Methods: Methotrexate prodrugs were synthesized using solid phase peptide synthesis techniques by conjugating methotrexate to Arg-Gly-Asp (RGD) or a hairpin peptide, RWQYV(D)PGKFTVQRGD (hairpin-RGD). Levels of integrin α(V)β(3) in HUVEC were up-regulated using adenoviral system and knocked down using siRNA. Stability of prodrugs and methotrexate release from prodrugs were evaluated in plasma, in presence or absence of integrin α(V)β(3)-expressing cells. Molecular modeling was performed to support experimental results using MOE.

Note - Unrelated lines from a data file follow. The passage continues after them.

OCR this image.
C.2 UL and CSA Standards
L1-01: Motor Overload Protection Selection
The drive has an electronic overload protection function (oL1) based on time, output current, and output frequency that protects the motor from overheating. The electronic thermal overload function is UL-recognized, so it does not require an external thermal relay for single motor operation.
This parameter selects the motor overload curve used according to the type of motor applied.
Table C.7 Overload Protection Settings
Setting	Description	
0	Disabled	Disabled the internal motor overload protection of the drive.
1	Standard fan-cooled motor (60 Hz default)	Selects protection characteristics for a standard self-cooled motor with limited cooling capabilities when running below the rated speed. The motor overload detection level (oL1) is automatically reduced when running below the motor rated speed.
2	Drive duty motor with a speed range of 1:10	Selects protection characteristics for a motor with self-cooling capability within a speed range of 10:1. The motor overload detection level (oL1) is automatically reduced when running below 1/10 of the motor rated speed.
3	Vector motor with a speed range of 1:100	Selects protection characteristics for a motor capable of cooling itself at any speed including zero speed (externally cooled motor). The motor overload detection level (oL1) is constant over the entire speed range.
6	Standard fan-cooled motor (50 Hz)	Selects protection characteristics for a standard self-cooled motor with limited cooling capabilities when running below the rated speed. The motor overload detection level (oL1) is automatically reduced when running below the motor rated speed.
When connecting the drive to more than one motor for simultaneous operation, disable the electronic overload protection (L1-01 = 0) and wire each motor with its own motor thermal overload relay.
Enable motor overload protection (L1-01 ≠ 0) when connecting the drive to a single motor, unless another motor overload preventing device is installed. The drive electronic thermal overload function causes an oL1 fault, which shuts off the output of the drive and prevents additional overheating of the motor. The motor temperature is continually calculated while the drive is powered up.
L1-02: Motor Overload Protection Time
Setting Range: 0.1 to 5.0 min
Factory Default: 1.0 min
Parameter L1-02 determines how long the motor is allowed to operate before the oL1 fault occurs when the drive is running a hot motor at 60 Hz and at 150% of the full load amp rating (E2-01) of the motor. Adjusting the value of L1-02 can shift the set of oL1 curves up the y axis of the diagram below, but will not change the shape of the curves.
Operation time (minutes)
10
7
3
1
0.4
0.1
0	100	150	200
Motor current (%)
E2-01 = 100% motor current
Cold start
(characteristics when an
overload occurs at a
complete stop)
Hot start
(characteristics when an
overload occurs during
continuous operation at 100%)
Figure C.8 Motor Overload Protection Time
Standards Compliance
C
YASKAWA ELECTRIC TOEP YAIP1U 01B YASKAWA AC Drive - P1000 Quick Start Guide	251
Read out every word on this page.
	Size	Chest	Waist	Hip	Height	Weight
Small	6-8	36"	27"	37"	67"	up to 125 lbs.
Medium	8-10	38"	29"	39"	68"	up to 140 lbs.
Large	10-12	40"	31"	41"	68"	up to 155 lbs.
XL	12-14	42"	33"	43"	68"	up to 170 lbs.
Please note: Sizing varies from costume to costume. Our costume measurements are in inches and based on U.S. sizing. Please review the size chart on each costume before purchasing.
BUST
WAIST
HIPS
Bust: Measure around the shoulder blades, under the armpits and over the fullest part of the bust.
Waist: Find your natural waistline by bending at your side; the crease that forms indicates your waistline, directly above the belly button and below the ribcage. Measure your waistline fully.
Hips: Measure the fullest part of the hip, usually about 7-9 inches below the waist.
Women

Results: Prodrugs recognized and bound to integrin α(V)β(3)-expressing cells in integrin α(V)β(3) expression level-dependent manner. Prodrug with hairpin peptide could resist Streptomyces griseus-derived glutamic acid-specific endopeptidase (SGPE) and plasma enzyme hydrolysis. Drug release was triggered in presence of HUVEC cells and SGPE. Analysis of conformation energy supported that conformational change in MTX-hairpin-RGD led to exposure of labile link upon binding to integrin α(V)β(3)-expressing cells.

Conclusions: Binding-induced conformation change of hairpin peptide can be used to design integrin-targeted drug delivery system.